Similarly, Viasat is capped between 12 GB to 150 GB, depending on the plan you have chosen. Afterward, users will also experience severely diminished speeds.
In any of those two cases, Starlink offers a much better deal with the 1 TB cap. Ultimately, Starlink is much cheaper on a per-byte basis than any of its US-based competitors.
Across the pond, it doesn’t look much different either. Whether it’s Freedomsat in the United Kingdom or Telstra in Australia – Starlink beats them all on data allowance.
One aspect that remains to be seen is how fast Starlink’s deprioritized performance will end up being and whether it’s still faster than competing services.
Strategies to Mitigate Data Usage
While the 1 TB cap may seem restrictive, it is (at least in my opinion) fairly generous and should be plenty enough.

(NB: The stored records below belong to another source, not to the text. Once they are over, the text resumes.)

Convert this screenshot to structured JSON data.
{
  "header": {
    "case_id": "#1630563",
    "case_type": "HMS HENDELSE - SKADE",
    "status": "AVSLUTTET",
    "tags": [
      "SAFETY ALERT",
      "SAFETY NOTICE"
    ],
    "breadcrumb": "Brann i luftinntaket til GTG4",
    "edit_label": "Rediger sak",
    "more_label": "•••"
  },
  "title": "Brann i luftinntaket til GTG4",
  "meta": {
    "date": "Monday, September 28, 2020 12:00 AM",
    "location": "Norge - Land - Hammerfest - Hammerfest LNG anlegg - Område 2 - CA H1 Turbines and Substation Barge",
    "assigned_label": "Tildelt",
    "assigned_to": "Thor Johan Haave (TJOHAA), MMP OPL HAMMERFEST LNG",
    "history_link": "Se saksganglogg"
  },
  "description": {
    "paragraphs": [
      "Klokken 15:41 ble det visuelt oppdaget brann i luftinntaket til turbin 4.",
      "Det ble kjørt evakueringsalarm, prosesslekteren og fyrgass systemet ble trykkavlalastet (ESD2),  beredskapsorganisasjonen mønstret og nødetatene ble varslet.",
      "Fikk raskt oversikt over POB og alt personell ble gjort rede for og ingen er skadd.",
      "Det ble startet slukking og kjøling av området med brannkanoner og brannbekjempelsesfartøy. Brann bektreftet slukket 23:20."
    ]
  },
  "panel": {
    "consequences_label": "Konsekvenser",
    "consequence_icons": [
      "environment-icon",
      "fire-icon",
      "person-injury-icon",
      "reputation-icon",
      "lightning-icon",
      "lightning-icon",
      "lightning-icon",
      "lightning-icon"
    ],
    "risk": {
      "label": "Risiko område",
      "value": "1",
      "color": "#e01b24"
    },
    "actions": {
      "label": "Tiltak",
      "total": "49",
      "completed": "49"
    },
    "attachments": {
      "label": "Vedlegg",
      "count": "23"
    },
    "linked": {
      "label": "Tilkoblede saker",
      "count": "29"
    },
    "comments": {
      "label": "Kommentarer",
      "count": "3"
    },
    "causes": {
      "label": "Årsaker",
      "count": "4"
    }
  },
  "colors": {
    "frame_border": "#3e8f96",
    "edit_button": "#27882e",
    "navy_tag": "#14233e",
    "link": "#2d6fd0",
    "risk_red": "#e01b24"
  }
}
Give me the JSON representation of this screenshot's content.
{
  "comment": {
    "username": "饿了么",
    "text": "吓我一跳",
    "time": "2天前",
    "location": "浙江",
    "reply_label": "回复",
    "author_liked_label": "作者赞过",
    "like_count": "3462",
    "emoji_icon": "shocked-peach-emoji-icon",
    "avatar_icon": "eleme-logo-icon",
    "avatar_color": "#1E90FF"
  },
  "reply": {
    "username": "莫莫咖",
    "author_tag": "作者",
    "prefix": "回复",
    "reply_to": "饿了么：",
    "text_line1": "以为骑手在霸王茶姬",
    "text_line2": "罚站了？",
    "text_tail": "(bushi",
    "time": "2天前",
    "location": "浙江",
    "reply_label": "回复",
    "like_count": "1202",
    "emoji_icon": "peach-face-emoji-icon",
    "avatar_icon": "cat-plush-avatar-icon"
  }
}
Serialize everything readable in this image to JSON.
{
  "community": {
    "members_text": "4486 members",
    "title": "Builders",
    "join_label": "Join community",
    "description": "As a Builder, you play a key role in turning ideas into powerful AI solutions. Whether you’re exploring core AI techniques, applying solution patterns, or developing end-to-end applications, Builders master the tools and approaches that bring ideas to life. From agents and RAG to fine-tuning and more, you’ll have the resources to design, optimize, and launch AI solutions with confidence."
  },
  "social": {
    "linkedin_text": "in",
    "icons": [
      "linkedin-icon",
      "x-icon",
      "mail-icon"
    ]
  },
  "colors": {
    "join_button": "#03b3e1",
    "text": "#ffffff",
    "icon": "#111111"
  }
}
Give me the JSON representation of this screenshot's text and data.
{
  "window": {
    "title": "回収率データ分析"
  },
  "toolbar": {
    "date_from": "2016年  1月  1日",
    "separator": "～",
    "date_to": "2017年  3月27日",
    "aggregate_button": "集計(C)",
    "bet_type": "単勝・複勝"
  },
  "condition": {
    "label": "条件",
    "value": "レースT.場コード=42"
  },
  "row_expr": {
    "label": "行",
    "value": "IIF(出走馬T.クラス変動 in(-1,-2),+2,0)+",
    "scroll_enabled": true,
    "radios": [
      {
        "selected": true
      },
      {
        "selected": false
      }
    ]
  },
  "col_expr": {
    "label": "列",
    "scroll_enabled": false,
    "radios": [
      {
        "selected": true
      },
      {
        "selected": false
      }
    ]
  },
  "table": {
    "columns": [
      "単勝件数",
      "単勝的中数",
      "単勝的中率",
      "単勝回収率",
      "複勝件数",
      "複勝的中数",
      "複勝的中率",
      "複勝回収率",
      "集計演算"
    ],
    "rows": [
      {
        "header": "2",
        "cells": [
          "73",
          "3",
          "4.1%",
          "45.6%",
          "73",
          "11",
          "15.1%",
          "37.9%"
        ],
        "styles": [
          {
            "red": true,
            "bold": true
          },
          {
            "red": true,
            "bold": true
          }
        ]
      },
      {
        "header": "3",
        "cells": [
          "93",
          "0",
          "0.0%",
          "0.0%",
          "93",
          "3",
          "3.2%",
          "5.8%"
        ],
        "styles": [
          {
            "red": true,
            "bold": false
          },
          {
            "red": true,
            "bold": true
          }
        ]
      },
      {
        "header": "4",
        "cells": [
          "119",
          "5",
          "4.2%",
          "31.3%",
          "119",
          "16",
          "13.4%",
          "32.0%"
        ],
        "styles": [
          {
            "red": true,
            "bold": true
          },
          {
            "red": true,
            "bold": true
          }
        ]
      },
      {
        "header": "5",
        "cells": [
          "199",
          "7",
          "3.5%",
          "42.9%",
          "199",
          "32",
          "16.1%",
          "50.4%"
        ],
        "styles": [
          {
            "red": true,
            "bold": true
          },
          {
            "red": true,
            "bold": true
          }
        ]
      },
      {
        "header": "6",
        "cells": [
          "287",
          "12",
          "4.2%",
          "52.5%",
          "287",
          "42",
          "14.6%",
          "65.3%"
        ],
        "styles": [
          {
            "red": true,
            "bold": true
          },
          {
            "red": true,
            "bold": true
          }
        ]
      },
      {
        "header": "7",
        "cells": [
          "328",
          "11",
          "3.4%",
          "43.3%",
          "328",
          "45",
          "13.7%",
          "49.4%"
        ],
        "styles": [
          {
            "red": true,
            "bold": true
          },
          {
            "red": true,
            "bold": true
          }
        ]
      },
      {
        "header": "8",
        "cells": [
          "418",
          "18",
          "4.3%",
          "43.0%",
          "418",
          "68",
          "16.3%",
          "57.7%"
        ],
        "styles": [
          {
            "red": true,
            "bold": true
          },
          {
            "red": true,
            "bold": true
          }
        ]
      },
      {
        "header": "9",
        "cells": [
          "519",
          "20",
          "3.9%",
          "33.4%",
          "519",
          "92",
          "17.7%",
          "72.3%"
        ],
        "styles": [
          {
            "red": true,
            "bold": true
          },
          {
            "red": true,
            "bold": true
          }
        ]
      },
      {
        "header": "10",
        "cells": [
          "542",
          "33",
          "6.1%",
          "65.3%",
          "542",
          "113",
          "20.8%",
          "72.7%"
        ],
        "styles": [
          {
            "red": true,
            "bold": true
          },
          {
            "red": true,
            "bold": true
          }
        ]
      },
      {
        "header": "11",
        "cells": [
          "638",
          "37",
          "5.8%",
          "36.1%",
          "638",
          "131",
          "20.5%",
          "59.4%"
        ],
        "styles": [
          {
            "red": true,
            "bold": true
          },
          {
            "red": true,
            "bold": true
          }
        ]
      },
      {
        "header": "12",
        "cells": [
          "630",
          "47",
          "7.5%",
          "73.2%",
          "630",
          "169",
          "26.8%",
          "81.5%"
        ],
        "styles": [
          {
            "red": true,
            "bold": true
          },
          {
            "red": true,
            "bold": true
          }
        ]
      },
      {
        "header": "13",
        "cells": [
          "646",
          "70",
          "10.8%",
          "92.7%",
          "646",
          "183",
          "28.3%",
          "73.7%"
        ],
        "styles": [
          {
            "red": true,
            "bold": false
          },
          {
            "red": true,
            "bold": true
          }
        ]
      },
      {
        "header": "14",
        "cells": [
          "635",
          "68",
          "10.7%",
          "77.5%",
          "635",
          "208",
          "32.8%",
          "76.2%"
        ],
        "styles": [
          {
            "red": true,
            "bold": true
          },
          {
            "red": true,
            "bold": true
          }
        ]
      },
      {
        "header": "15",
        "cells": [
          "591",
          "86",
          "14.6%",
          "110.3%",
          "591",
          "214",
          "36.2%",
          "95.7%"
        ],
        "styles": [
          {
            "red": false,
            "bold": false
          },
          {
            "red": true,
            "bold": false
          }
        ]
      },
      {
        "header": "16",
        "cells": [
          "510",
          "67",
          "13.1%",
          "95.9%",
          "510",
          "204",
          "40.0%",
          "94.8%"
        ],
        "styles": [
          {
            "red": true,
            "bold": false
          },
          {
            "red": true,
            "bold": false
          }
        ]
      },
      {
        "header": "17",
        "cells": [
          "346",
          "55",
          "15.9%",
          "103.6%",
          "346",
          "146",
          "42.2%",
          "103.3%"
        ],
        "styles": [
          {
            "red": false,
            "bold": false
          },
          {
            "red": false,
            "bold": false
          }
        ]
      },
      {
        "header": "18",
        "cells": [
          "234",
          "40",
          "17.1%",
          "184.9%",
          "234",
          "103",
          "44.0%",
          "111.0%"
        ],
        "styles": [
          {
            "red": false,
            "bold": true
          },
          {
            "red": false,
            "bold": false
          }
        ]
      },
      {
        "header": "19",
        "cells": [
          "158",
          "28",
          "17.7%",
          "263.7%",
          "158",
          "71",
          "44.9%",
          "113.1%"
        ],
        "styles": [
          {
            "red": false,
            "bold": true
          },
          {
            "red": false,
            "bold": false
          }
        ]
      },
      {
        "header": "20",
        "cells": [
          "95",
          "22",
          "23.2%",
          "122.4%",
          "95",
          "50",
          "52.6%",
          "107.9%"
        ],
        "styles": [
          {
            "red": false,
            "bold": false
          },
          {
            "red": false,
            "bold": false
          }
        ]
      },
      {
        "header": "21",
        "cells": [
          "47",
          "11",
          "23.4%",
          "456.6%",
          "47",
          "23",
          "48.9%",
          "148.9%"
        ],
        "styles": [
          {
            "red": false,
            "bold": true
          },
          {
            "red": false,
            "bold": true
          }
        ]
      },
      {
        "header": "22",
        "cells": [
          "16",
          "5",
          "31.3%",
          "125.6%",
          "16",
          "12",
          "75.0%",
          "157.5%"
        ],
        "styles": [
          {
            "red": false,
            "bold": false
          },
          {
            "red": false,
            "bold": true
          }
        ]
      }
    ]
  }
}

First and foremost, the fact that you are cognizant of your consumption, with the information being a few clicks away only, likely leads to less ‘wasteful’ usage.
With that out of the way, there are a few best practices you should be following in order to stay under the limit.
First, it is advisable to download any sort of media, but especially video, at a lower resolution (4K vs. 720p, for example).
Many streaming media platforms, such as Netflix or YouTube, do allow you to adjust video qualities.
On a device level, it’s also advised to turn off any automatic background downloads of applications.
Back in January 2023, Starlink introduced a sleep mode feature, which you could activate during the day to further limit usage.
Another option, especially if you’re subscribed to Mobile Priority, is to conduct downloads when connected to fiber or 5G.
How Likely Are Customers to Exceed Their Cap?
Now, this question can only be answered on an individual basis. For example, it makes a huge difference if you’re two or six people under the same roof.
Personally, my parents and I, whenever I’m home visiting them for a month, never exceed more than 150 GB per month.
And that includes somewhat data-heavy work (I’m a product manager and regularly download data and reports, for example) and loads of streaming (not on 4K, though).
That sentiment is largely shared among other users on Facebook and Reddit. In one example, a Reddit user reported that he and his family of 5 other people ‘only’ used about 400 GB per month.
The key, as I’ve outlined in the previous paragraph, is to either limit your media consumption or compromise on quality.
In any case, what gets measured ultimately gets improved, meaning it should be manageable to stay under the cap just by virtue of you being aware of data consumption.
However, if you’re a business (i.e., subscribed to Priority), then staying below the cap may be a lot tougher.
With that being said, you’ll only be downgraded to Standard access, meaning you can still expect download speeds of around 100 Mbps – plenty enough for the majority of activities.